Grrrr…even as an old lady I still think 21+ shows suck.
maura @ 10:55 pm
Phoning it in again tonight. I’m tired, we have to leave for familiness tomorrow earlyish, and there’s a heck of a lot of TV to watch. So here are some random thoughts/observations:
– I taught two classes this week. I miss teaching classes.
– I’m trying to use the inbox zero email management system. Maybe I’ll write a whole post on that soon — it’s proving trickier than I’d anticipated, but also has some benefits I didn’t anticipate.
– So rainy and hot this week. I am tired of being rainy and hot.
– How do things get so dirty? Seriously, I cleaned the kitchen today and it’s fairly incredible how dirty our clean house can get. I know it’s the city and the cats, but I wish it weren’t because I love those things.
– I hate to drive in Manhattan and it makes me a little sad that highways ring the edges, but the upside is you get the gorgeous views of the city while you’re driving, which never fail to make me a bit tingly.
– Fun thing that came through my email recently: the information literacy playlist, inaugurated when someone on the ACRL information literacy instruction listserv (ILI-L) who does a college radio show asked for suggestions. (This is a repeat if you follow me on twitter, sorry!)

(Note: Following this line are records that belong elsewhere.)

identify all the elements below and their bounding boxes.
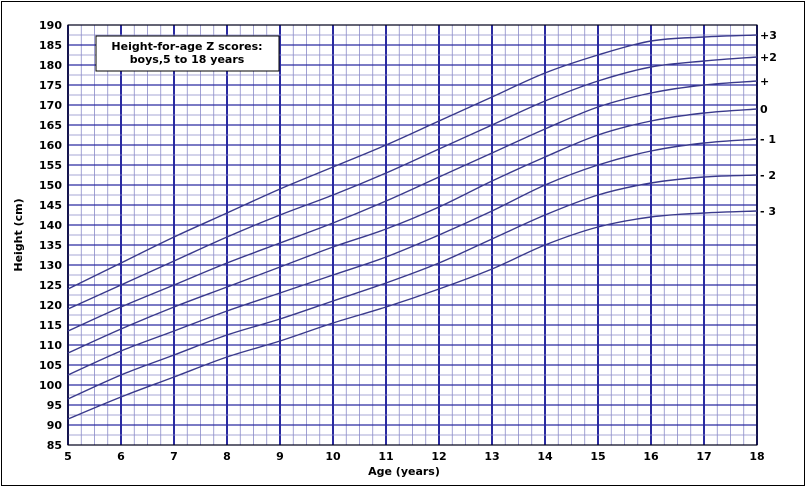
y-tick-label: 180 bbox=[39, 59, 62, 72]
z-score-curve-0 bbox=[67, 34, 758, 290]
x-tick-label: 7 bbox=[170, 450, 178, 463]
x-tick-label: 17 bbox=[696, 450, 711, 463]
grid bbox=[67, 24, 758, 446]
x-tick-label: 5 bbox=[64, 450, 72, 463]
y-tick-label: 105 bbox=[39, 359, 62, 372]
y-axis-title: Height (cm) bbox=[12, 198, 25, 271]
x-tick-labels: 5 6 7 8 9 10 11 12 13 14 15 16 17 18 bbox=[64, 450, 764, 463]
y-tick-label: 95 bbox=[47, 399, 62, 412]
curve-label-0: +3 bbox=[760, 29, 777, 42]
y-tick-label: 190 bbox=[39, 19, 62, 32]
y-tick-label: 170 bbox=[39, 99, 62, 112]
x-tick-label: 18 bbox=[749, 450, 764, 463]
chart-title-line-1: Height-for-age Z scores: bbox=[111, 40, 262, 53]
y-tick-label: 145 bbox=[39, 199, 62, 212]
curve-label-5: - 2 bbox=[760, 169, 776, 182]
curve-label-1: +2 bbox=[760, 51, 777, 64]
curve-label-3: 0 bbox=[760, 103, 768, 116]
y-tick-label: 140 bbox=[39, 219, 62, 232]
y-tick-label: 125 bbox=[39, 279, 62, 292]
x-tick-label: 12 bbox=[431, 450, 446, 463]
x-tick-label: 13 bbox=[484, 450, 499, 463]
z-score-curve-6 bbox=[67, 210, 758, 420]
y-tick-label: 155 bbox=[39, 159, 62, 172]
z-score-curve-4 bbox=[67, 138, 758, 376]
y-tick-label: 165 bbox=[39, 119, 62, 132]
y-tick-label: 115 bbox=[39, 319, 62, 332]
legend-box-frame bbox=[95, 35, 280, 72]
x-tick-label: 6 bbox=[117, 450, 125, 463]
x-tick-label: 15 bbox=[590, 450, 605, 463]
y-tick-label: 110 bbox=[39, 339, 62, 352]
z-score-curve-5 bbox=[67, 174, 758, 400]
y-tick-label: 185 bbox=[39, 39, 62, 52]
y-tick-label: 100 bbox=[39, 379, 62, 392]
y-tick-label: 160 bbox=[39, 139, 62, 152]
curve-label-2: + bbox=[760, 75, 769, 88]
z-score-curve-3 bbox=[67, 108, 758, 354]
legend-box: Height-for-age Z scores: boys,5 to 18 ye… bbox=[95, 35, 280, 72]
z-score-curve-2 bbox=[67, 80, 758, 332]
x-tick-label: 14 bbox=[537, 450, 553, 463]
z-score-curve-1 bbox=[67, 56, 758, 310]
y-tick-label: 150 bbox=[39, 179, 62, 192]
x-axis-title: Age (years) bbox=[368, 465, 440, 478]
y-tick-label: 135 bbox=[39, 239, 62, 252]
curve-label-6: - 3 bbox=[760, 205, 776, 218]
y-tick-label: 120 bbox=[39, 299, 62, 312]
x-tick-label: 10 bbox=[325, 450, 341, 463]
plot-border bbox=[67, 24, 758, 446]
x-tick-label: 9 bbox=[276, 450, 284, 463]
y-tick-label: 85 bbox=[47, 439, 62, 452]
chart-title-line-2: boys,5 to 18 years bbox=[130, 53, 245, 66]
y-tick-label: 175 bbox=[39, 79, 62, 92]
y-tick-labels: 85 90 95 100 105 110 115 120 125 130 135 140 145 150 1… bbox=[39, 19, 62, 452]
x-tick-label: 11 bbox=[378, 450, 393, 463]
curve-label-4: - 1 bbox=[760, 133, 776, 146]
x-tick-label: 16 bbox=[643, 450, 659, 463]
y-tick-label: 90 bbox=[47, 419, 63, 432]
curve-labels: +3 +2 +0 - 1 - 2 - 3 bbox=[760, 29, 777, 218]
x-tick-label: 8 bbox=[223, 450, 231, 463]
curves bbox=[67, 34, 758, 420]
y-tick-label: 130 bbox=[39, 259, 62, 272]
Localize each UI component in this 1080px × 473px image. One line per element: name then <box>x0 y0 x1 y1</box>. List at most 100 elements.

– Tonight Jonathan made sticky toffee pudding, which was incredibly delicious and makes up for all of the pie I won’t eat over the next few days because I don’t really like pie.
maura @ 10:28 pm
Now that things are (somewhat) slower I’m trying to get back to some old, good habits, things I’d stopped doing when I was too busy or too tired. So I walked to work both yesterday and today. Today I even walked the old, preferable way, which is much more scenic and much less vehicle exhaust-y but takes between 5-10 more minutes. Which is nothing, really — barely a drop in the time bucket, practically zip in the great scheme of things. And something I should totally be doing for mental health, etc.
What I’ve missed in the past couple of months is new street/public art, which is everywhere! Photos of the stuff closest to work coming soon, but also there’s a great installation on a building on the scenic way to work. I didn’t stop to take pictures today, and anyway tonight I found much better photos than I could probably take. E.g.:
Really a cool project, and I haven’t even had a chance to walk around the entire building yet. I actually kind of adore that part of Brooklyn, that intersection of Livingston and Hoyt. True that it’s grungy and dirty and rundown and sad, plus the horrible commercial crowdedness of the Fulton St. Mall (where–UGH–xmas carols are currently being played so loud you can hear them 2 blocks away!). But there are amazing and beautiful historic buildings, and a Mexican grocery with 50 cent bags of chips for after summer-camp snacks, and lots of people people people coming and going and just trying to make it work.